The tension response to stretch of intact skeletal muscle fibres of the frog at varied tonicity of the extracellular medium
Journal of Muscle Research and Cell Motility 15(2): 145-157
Ramp stretches (2-3% of the fibre length; velocity lt 0.3 fibre lengths per s) were imposed on tetanically stimulated skeletal muscle fibres from the frog (1.4-3.0 degree C; sarcomere length 2.1-2.2 mu-m). The fibre was immersed in normal Ringer solution (osmotic strength 1.00 R) or in solutions made hypotonic by reduction of the sodium concentration (0.81 R) or hypertonic by addition of different amounts of sucrose (1.22 R and 1.44 R). The shape of the force response to stretch was similar at the different tonicity levels but the force enhancement (E) during stretch was significantly increased by raised tonicity and reduced by lowered tonicity. Since the steady state isometric force (T-O), in contrast to E, is markedly reduced by raised tonicity and increased by lowered tonicity the total force during stretch (T-O + E) was little affected by changes in tonicity. After the end of stretch tension decayed towards the isometric level with a time course that could be approximated by a double exponential function. The rate constant of both the fast (t-1/2 apprxeq 10 ms) and the slow (t-1/2 apprxeq 300 ms) exponential process was reduced by increased tonicity suggesting reduced rate of crossbridge detachment.
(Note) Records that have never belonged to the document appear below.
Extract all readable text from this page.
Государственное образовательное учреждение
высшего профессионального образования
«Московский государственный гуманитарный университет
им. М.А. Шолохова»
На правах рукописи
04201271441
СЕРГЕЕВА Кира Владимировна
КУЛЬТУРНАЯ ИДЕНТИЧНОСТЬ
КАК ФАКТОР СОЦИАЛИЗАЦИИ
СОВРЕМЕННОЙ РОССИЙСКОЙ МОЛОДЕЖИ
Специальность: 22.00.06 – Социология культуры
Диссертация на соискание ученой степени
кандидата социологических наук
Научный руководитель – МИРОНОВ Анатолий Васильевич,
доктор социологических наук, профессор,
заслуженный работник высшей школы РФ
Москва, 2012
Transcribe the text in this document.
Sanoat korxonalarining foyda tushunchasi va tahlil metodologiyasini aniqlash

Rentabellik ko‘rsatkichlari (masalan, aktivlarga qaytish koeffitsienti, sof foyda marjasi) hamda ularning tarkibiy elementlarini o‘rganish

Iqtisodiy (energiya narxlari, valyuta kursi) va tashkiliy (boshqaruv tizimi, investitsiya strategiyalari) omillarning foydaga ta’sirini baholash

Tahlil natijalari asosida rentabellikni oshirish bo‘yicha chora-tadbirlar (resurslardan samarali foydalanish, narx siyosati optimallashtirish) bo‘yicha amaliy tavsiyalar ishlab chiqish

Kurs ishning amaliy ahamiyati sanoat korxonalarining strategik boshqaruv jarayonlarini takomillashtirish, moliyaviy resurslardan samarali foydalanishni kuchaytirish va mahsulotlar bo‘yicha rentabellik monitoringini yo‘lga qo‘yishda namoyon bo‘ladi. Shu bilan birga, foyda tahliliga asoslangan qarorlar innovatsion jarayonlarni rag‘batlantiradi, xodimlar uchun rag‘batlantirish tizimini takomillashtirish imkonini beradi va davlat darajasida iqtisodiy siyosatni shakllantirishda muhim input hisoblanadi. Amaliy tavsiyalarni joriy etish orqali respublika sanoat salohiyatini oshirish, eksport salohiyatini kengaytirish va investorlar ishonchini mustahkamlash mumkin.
The different effects of varied tonicity on T-O and on E would be consistent with the idea that varied tonicity affects the distribution between high-force and low-force crossbridge states during isometric contraction but not during stretch. The effect may be simulated by assuming that increased tonicity reduces the difference in the strength of binding (energy of binding) between the two attached crossbridge states in the model of Huxley and Simmons.